I had once held the hand of a boy who had been in a hit-and-run motorbike accident. They (presumably) got the guy who did it because he left most of his number plate at the scene. They also got the guy who killed my cousin, but he got off.

My cousin R. was killed as she sat in the back of a car after a night out partying. One of the other girls in the car was ill, so they pulled over onto the hard shoulder of the motorway so she could puke. A drag queen at the wheel of a van fell asleep and drove into the back of the car. R. had a brain haemorrhage and died in hospital a couple of days later. She had been a beautiful girl; willowy, attractive, popular, intelligent. She was a straight-A student and she was going to University. She was only nineteen. Yeah, we all still get upset about it now and then.

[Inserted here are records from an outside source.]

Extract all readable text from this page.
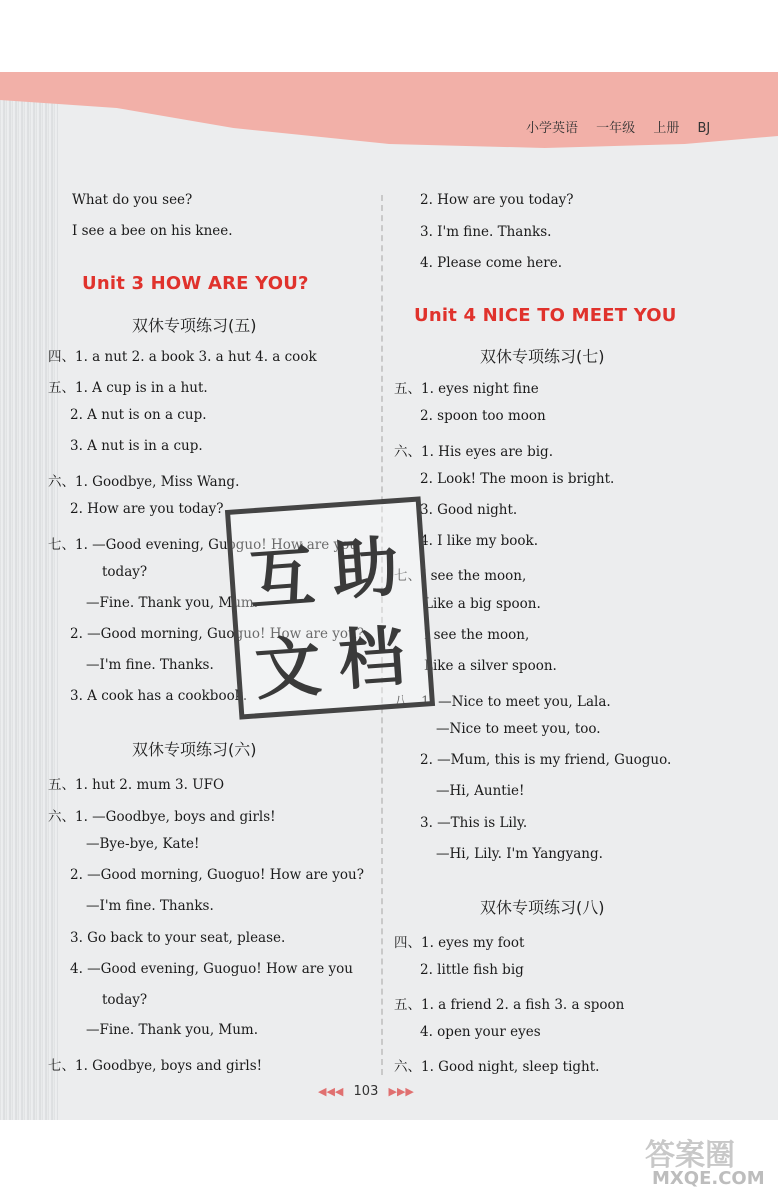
小学英语 一年级 上册 BJ
What do you see?
I see a bee on his knee.
Unit 3 HOW ARE YOU?
双休专项练习(五)
四、1. a nut 2. a book 3. a hut 4. a cook
五、1. A cup is in a hut.
2. A nut is on a cup.
3. A nut is in a cup.
六、1. Goodbye, Miss Wang.
2. How are you today?
七、1. —Good evening, Guoguo! How are you
today?
—Fine. Thank you, Mum.
2. —Good morning, Guoguo! How are you?
—I'm fine. Thanks.
3. A cook has a cookbook.
双休专项练习(六)
五、1. hut 2. mum 3. UFO
六、1. —Goodbye, boys and girls!
—Bye-bye, Kate!
2. —Good morning, Guoguo! How are you?
—I'm fine. Thanks.
3. Go back to your seat, please.
4. —Good evening, Guoguo! How are you
today?
—Fine. Thank you, Mum.
七、1. Goodbye, boys and girls!
2. How are you today?
3. I'm fine. Thanks.
4. Please come here.
Unit 4 NICE TO MEET YOU
双休专项练习(七)
五、1. eyes night fine
2. spoon too moon
六、1. His eyes are big.
2. Look! The moon is bright.
3. Good night.
4. I like my book.
七、I see the moon,
Like a big spoon.
I see the moon,
Like a silver spoon.
八、1. —Nice to meet you, Lala.
—Nice to meet you, too.
2. —Mum, this is my friend, Guoguo.
—Hi, Auntie!
3. —This is Lily.
—Hi, Lily. I'm Yangyang.
双休专项练习(八)
四、1. eyes my foot
2. little fish big
五、1. a friend 2. a fish 3. a spoon
4. open your eyes
六、1. Good night, sleep tight.
互 助
文 档
◀◀◀ 103 ▶▶▶
答案圈
MXQE.COM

I wasn’t in the UK when my cousin died, I was in America, going through a bad time, without much money and no real chance of getting a flight, and I was an emotional wreck of a human being before I even got the news. I didn’t want to go home into this scene of grief and despair, so I cried myself out in Baltimore. I was desperately lonely and I did irrational things for weeks. Selfish, I know, and I’ve always regretted it, but always known what it would have done to me.

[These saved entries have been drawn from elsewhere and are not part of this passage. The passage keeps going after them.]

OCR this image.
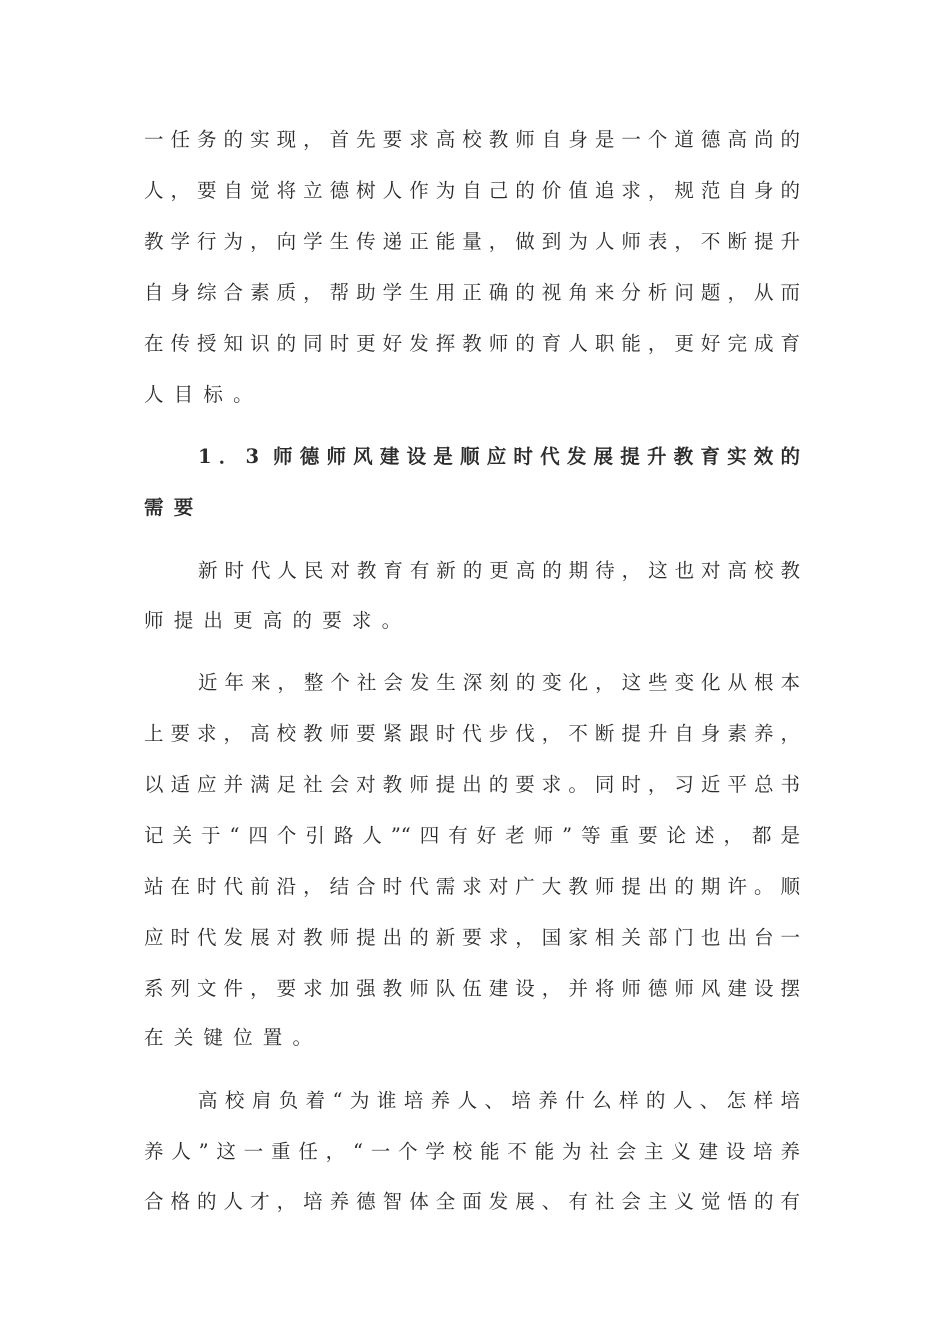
一任务的实现，首先要求高校教师自身是一个道德高尚的
人，要自觉将立德树人作为自己的价值追求，规范自身的
教学行为，向学生传递正能量，做到为人师表，不断提升
自身综合素质，帮助学生用正确的视角来分析问题，从而
在传授知识的同时更好发挥教师的育人职能，更好完成育
人目标。
1．3 师德师风建设是顺应时代发展提升教育实效的
需要
新时代人民对教育有新的更高的期待，这也对高校教
师提出更高的要求。
近年来，整个社会发生深刻的变化，这些变化从根本
上要求，高校教师要紧跟时代步伐，不断提升自身素养，
以适应并满足社会对教师提出的要求。同时，习近平总书
记关于“四个引路人”“四有好老师”等重要论述，都是
站在时代前沿，结合时代需求对广大教师提出的期许。顺
应时代发展对教师提出的新要求，国家相关部门也出台一
系列文件，要求加强教师队伍建设，并将师德师风建设摆
在关键位置。
高校肩负着“为谁培养人、培养什么样的人、怎样培
养人”这一重任，“一个学校能不能为社会主义建设培养
合格的人才，培养德智体全面发展、有社会主义觉悟的有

Now every time I see a car pulled over on the hard shoulder I shout at them, I get angry to the point that other people in the car think I’ve gone mental. If you break down and pull onto the hard shoulder and stay in your car, you have a one in eight hundred chance of being hit. You will be struck, on average, within ten minutes of pulling over. Two hundred and fifty people die each year. Frequently these deaths are caused by lorry drivers veering onto the hard shoulder and clipping parked vehicles. Motoring surveys repeatedly find that people still think staying inside their vehicle is the best thing to do. It is not.

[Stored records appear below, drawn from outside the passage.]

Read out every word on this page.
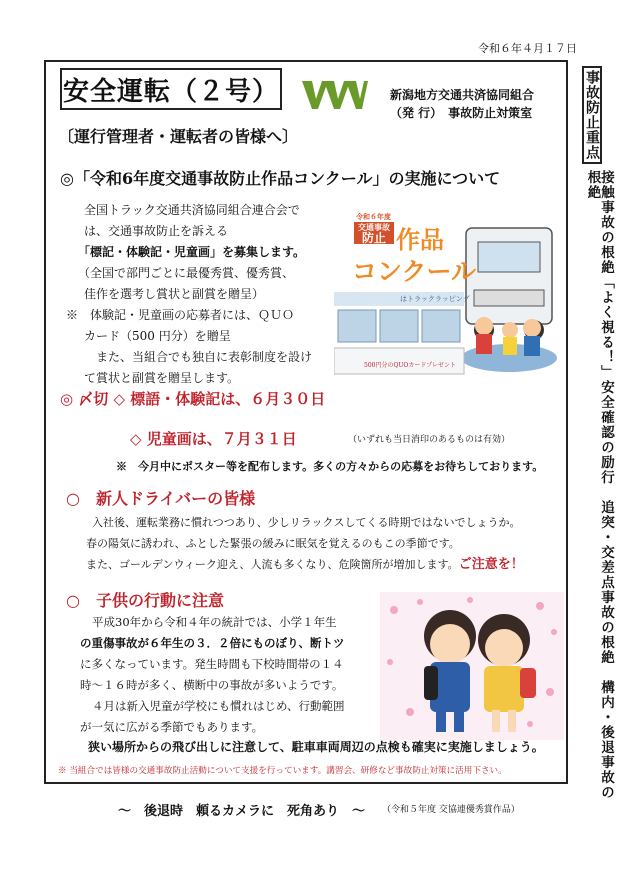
令和６年４月１７日
安全運転（２号）	新潟地方交通共済協同組合
（発 行）　事故防止対策室
〔運行管理者・運転者の皆様へ〕
◎「令和6年度交通事故防止作品コンクール」の実施について
全国トラック交通共済協同組合連合会で
は、交通事故防止を訴える
「標記・体験記・児童画」を募集します。
（全国で部門ごとに最優秀賞、優秀賞、
佳作を選考し賞状と副賞を贈呈）
※　体験記・児童画の応募者には、ＱＵＯ
カード（500 円分）を贈呈
また、当組合でも独自に表彰制度を設け
て賞状と副賞を贈呈します。
令和６年度
交通事故
防止 作品
コンクール
はトラックラッピング
500円分のQUOカードプレゼント
◎ 〆切 ◇ 標語・体験記は、６月３０日
◇ 児童画は、７月３１日	（いずれも当日消印のあるものは有効）
※　今月中にポスター等を配布します。多くの方々からの応募をお待ちしております。
○　新人ドライバーの皆様
入社後、運転業務に慣れつつあり、少しリラックスしてくる時期ではないでしょうか。
春の陽気に誘われ、ふとした緊張の緩みに眠気を覚えるのもこの季節です。
また、ゴールデンウィーク迎え、人流も多くなり、危険箇所が増加します。ご注意を！
○　子供の行動に注意
平成30年から令和４年の統計では、小学１年生
の重傷事故が６年生の３．２倍にものぼり、断トツ
に多くなっています。発生時間も下校時間帯の１４
時～１６時が多く、横断中の事故が多いようです。
４月は新入児童が学校にも慣れはじめ、行動範囲
が一気に広がる季節でもあります。
狭い場所からの飛び出しに注意して、駐車車両周辺の点検も確実に実施しましょう。
※ 当組合では皆様の交通事故防止活動について支援を行っています。講習会、研修など事故防止対策に活用下さい。
～　後退時　頼るカメラに　死角あり　～ （令和５年度 交協連優秀賞作品）
事故防止重点
接触事故の根絶「よく視る！」安全確認の励行　追突・交差点事故の根絶　構内・後退事故の根絶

On average, every person has a serious car accident every forty years of their life. I almost lost my best friend to two separate car accidents. That’s how frequent they are. My mother reminds me now and then that I almost didn’t get to grow up. When I was a baby, my parents were travelling in their car behind a lorry carrying planks of wood. Then one of the planks slid off. It went through our windscreen and stabbed the back seat, less than six inches from my head. I still sport a small white scar on my forehead from fragments of glass. My mother had to have her face reconstructed.